There are a number of other reviews that are going on in the context of Tusla and it is my understanding that the Minister must look at those first before making a decision to call for a wider audit in order to see whether or not there would be overlap in that regard.

In addition to the high-level Garda and Tusla strategic liaison committee, Tusla has put in place dedicated intake teams that monitor and manage section 12 cases, including consideration of the repeated use of section 12.

It has set up a team to review the contextual and situational factors and their actions in the 91 cases cited in Dr. Shannon’s report and to consider the common themes arising. The actions in these specific cases and the overall concerns raised in the report will be examined by the Tusla team. The team will also consider specific cases to clarify the number of and reasons for repeat applications of section 12. The report will be completed by the end of June.

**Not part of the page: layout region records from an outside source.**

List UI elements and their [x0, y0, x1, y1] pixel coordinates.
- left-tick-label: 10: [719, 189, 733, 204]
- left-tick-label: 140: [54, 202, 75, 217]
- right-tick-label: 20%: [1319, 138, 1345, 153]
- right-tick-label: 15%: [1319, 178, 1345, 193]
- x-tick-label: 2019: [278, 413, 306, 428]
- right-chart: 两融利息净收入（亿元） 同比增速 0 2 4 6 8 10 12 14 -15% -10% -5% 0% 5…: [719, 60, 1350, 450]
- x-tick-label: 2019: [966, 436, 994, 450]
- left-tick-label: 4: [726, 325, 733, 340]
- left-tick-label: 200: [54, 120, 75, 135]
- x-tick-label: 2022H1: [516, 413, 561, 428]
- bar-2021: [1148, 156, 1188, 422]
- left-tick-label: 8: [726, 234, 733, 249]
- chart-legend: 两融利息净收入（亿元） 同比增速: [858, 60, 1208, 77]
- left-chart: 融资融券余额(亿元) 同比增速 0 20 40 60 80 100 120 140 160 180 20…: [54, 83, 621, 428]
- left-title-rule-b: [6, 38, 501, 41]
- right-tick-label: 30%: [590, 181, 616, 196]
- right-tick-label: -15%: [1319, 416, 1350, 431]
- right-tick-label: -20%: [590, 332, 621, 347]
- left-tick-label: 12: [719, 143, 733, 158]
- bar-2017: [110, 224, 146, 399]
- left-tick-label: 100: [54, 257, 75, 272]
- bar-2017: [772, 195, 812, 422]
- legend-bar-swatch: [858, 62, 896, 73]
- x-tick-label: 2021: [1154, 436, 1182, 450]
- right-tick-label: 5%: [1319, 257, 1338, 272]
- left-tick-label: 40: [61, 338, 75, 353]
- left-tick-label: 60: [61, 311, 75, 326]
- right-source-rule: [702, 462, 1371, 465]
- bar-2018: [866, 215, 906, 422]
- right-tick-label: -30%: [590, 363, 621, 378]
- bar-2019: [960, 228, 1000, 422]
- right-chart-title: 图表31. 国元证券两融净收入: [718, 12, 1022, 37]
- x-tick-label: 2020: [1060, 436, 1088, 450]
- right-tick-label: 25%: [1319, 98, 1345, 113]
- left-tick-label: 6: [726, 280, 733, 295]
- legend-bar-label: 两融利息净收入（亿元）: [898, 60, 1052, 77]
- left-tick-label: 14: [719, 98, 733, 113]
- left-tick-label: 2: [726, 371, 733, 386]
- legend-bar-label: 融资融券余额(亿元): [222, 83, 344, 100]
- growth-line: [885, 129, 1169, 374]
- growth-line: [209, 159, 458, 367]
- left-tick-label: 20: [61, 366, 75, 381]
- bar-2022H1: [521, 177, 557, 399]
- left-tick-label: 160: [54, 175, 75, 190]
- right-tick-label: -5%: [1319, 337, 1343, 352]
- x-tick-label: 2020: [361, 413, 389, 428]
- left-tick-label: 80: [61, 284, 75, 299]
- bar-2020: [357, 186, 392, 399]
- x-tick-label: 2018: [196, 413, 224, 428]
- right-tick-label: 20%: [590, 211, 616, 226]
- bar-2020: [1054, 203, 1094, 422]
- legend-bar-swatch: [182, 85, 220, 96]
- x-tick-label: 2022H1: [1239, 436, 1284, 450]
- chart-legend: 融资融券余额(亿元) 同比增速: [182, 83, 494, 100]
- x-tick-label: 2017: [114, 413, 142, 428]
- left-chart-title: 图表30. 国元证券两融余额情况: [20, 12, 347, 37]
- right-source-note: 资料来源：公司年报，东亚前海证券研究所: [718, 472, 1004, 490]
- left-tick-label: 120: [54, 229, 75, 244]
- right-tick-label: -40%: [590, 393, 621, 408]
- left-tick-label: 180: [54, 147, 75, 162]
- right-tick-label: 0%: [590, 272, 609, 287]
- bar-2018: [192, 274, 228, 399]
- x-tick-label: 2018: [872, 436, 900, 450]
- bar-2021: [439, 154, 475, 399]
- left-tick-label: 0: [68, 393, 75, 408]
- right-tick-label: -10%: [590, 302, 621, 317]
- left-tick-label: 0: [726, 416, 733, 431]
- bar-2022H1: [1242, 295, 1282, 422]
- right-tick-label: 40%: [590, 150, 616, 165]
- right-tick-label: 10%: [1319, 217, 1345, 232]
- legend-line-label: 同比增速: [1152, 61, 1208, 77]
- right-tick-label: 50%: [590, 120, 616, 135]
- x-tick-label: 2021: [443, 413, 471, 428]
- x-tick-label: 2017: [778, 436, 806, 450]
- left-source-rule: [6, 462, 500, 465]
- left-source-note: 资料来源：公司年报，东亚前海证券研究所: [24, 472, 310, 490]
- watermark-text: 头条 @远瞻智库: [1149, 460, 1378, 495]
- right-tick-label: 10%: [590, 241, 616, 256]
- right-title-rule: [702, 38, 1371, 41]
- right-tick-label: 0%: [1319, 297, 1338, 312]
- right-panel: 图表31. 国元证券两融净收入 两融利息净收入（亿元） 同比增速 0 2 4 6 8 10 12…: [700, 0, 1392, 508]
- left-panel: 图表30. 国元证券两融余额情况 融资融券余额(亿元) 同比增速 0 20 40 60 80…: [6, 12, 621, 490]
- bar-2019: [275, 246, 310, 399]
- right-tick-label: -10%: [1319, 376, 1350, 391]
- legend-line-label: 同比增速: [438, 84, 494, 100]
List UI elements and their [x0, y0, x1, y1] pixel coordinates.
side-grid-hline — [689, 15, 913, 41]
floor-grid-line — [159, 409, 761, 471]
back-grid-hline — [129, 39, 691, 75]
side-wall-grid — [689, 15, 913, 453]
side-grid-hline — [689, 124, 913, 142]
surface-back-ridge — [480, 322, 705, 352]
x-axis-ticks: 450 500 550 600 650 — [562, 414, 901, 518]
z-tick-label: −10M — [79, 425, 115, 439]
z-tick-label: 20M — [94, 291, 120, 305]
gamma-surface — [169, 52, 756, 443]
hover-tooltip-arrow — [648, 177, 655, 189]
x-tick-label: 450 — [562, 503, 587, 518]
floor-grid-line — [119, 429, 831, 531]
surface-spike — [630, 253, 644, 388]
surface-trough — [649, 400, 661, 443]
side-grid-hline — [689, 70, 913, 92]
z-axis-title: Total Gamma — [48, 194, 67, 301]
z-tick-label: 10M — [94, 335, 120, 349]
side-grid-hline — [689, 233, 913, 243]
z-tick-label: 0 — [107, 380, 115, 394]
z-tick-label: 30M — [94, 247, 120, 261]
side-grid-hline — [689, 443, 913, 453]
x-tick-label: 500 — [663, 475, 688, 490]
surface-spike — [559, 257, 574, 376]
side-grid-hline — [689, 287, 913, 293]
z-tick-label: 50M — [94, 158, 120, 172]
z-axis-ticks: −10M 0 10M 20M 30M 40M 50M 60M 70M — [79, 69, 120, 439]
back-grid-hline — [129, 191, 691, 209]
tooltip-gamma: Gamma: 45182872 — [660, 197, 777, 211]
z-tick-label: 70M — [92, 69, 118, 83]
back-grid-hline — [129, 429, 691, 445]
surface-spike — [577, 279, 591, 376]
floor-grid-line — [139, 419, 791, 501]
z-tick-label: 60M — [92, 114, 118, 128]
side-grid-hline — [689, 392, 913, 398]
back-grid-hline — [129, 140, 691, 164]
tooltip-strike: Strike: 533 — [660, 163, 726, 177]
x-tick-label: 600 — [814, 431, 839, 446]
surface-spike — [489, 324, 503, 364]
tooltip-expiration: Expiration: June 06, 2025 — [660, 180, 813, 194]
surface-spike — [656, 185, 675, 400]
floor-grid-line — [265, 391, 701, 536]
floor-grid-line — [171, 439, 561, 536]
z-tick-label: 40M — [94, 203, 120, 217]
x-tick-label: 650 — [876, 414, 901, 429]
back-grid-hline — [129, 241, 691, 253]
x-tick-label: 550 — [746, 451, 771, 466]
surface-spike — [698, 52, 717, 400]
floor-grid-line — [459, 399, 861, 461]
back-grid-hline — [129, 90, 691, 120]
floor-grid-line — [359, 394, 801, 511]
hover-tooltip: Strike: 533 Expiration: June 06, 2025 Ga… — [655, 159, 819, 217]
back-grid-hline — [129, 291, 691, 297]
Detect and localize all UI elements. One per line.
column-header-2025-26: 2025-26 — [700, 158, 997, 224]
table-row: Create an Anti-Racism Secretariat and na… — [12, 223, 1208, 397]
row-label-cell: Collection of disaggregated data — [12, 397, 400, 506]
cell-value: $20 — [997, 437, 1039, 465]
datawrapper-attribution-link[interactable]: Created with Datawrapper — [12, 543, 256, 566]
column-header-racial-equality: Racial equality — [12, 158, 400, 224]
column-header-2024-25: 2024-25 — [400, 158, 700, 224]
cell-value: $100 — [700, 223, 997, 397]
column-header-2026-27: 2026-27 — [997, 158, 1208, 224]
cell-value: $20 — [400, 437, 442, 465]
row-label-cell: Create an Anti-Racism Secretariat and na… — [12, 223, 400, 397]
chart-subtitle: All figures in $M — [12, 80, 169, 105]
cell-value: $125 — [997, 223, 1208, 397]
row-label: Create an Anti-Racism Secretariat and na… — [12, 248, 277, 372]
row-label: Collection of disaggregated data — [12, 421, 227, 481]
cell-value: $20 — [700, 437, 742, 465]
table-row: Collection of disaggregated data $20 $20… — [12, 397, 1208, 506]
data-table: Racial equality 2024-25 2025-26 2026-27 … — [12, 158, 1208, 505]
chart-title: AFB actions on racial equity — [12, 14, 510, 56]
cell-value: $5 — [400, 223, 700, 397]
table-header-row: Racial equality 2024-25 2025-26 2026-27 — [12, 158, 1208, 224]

In line with best child care practice, the majority of emergency accommodation is provided with foster family carers. This meets the needs of the majority of children admitted in an emergency situation. There are some situations where family care is not suitable, including where the young person is under the influence of alcohol or drugs, or is exhibiting suicidal ideation and may require medical assessment or treatment in hospital. I have been informed that social admission to hospital only takes place in exceptional cases and where such a placement is for the safety of the young person.

When looking at child protection in its entirety, however, taking into account recent cases such as the Grace case and Mary case – I believe a thorough overhaul of the current system needs to take place.

As such I am very much encouraged the Minister will be meeting Dr. Shannon within the coming week to discuss further the matters raised in his audit and look at child protection in its entirety and not just a focus on Section 12 cases.